Orwell Escribió “Rebelión en la granja” y “1984” para denunciar la dictadura comunista de Stalin

Las dos contienen el desencanto de Orwell por cómo se habían materializado unos paraísos políticos por los que lucharon millones de hombres —él incluido— pensando que lo estaban haciendo por la defensa de la libertad. Las dos novelas superan con creces sus intenciones inmediatas, ya que Orwell las escribió para denunciar especialmente la dictadura comunista de Stalin, un experimento político que llevaba ya millones de personas muertas y represaliadas a sus espaldas (y las que todavía quedaban).

Orwell describe en “1984” la evolución futura de un estado totalitario que controla con todos los mecanismos posibles a la población.
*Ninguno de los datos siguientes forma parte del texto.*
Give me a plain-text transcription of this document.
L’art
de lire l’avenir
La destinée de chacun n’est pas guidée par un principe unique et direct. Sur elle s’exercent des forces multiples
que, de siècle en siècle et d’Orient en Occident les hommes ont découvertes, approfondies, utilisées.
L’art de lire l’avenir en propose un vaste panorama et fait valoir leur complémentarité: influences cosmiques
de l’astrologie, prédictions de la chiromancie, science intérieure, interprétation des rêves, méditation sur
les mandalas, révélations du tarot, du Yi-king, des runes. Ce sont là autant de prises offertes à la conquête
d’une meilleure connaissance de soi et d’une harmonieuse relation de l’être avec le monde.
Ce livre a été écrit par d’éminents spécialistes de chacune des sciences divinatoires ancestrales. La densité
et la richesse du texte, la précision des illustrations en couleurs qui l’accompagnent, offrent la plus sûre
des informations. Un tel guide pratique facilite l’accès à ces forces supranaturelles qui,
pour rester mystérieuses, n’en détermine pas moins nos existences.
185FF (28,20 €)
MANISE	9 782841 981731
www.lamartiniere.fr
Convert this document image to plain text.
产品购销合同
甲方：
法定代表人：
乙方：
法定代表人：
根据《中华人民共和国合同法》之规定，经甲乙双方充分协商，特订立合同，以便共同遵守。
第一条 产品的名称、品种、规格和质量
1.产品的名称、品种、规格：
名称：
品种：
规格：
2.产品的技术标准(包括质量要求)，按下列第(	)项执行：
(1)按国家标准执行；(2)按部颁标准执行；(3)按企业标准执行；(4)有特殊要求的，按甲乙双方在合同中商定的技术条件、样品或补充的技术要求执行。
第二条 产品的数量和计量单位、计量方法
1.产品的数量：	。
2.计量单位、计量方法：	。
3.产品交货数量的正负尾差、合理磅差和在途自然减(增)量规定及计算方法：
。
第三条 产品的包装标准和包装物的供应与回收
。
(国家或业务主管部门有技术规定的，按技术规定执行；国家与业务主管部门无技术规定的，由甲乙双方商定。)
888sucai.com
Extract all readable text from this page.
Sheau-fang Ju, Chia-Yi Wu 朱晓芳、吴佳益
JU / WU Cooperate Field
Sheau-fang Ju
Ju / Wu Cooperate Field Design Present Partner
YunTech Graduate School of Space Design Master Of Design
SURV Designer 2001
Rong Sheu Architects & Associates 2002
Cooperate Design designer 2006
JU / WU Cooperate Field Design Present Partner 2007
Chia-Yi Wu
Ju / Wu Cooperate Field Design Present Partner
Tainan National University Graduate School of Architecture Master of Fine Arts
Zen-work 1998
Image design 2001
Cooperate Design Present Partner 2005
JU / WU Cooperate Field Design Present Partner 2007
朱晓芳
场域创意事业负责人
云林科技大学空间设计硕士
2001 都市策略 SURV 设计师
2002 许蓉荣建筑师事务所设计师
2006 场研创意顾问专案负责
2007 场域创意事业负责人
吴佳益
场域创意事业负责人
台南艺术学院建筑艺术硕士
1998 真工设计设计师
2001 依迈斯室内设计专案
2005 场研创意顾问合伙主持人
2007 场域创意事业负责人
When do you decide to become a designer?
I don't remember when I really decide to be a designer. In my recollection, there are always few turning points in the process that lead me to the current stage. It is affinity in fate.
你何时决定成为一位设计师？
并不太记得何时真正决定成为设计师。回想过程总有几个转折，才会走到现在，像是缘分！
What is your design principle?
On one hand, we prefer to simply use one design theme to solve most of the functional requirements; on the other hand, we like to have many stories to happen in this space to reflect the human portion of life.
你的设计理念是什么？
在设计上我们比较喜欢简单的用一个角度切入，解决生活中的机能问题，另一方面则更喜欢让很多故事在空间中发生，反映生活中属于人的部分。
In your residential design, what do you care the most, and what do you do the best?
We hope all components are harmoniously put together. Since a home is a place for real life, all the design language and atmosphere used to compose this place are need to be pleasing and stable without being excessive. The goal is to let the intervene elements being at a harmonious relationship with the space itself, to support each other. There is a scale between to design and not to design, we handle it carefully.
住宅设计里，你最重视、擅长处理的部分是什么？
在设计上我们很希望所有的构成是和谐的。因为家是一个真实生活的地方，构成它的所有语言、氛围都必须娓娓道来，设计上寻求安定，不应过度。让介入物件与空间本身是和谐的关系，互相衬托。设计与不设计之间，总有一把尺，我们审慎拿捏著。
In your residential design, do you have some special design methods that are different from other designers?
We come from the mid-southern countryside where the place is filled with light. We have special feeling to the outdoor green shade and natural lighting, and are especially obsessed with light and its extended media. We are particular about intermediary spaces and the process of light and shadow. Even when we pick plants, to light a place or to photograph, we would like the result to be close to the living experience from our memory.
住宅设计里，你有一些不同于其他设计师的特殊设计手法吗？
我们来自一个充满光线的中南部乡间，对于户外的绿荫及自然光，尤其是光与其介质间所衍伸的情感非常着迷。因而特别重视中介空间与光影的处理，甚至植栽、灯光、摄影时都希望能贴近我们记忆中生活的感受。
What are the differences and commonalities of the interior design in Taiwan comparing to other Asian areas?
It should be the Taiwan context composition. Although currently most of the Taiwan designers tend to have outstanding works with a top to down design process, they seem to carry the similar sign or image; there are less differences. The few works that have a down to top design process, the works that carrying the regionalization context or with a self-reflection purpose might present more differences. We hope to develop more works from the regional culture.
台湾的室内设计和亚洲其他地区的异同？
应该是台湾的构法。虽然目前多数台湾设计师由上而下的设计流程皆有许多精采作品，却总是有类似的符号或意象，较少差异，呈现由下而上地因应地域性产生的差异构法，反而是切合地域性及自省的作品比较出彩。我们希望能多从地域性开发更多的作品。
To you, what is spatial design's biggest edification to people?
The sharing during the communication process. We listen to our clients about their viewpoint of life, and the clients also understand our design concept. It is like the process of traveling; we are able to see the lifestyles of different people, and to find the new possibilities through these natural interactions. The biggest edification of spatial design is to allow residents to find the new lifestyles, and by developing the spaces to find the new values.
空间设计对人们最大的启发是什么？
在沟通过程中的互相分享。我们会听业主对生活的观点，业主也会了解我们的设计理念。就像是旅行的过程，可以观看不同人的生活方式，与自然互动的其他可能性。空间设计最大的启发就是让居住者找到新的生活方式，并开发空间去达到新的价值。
En unos casos lo hace de manera directa, imponiendo sus métodos controladores y represivos a los miembros externos e internos del Partido Único, categoría a la que pertenece el protagonista de esta distopía, Winston Smith, funcionario oficialista que trabaja en el Ministerio de la Verdad.

En otros casos, lo hace de manera indirecta, despreciando al resto de la población, los llamados «proles», la gente del pueblo cuya única obsesión es sobrevivir. No sé qué me impresionó más cuando leí la novela: si la imaginación de Orwell para precisar los mecanismos absolutos de control a los miembros del Partido Único o la despectiva actitud del Partido Único hacia la gente del pueblo.

Orwell lanza un mensaje clarividente sobre los peligros de una sociedad aletargada que cede el poder a unos políticos profesionales que organizan un sistema totalitario para imponer sus ideas de manera sibilina o por la fuerza. Es muy eficaz la imagen de ese Gran Hermano que todo lo ve y todo lo controla, incluso los más ocultos pensamientos. El Gran Hermano convierte al individuo en una pieza metálica del engranaje político-social para dar forma a un estado aparentemente «solidario» y «fraternal». Qué gran mentira. Qué peligros encierra engordar las responsabilidades y las obligaciones del estado en detrimento de la iniciativa social de sus ciudadanos.

Cuando se considera al estado la llave de todo, la persona está a expensas de planificaciones y programaciones (o sea, de las grandes mentiras). Y mientras los miembros de ese Partido Único se someten por las buenas o por las malas a esos objetivos grandilocuentes, el pueblo llano vive engañado en la trampa de una existencia gris e inmediata. Esta es la gran trampa de los totalitarismos. Y Orwell, como muy pocos escritores, tuvo una inmensa lucidez para describir sus tramposas estrategias.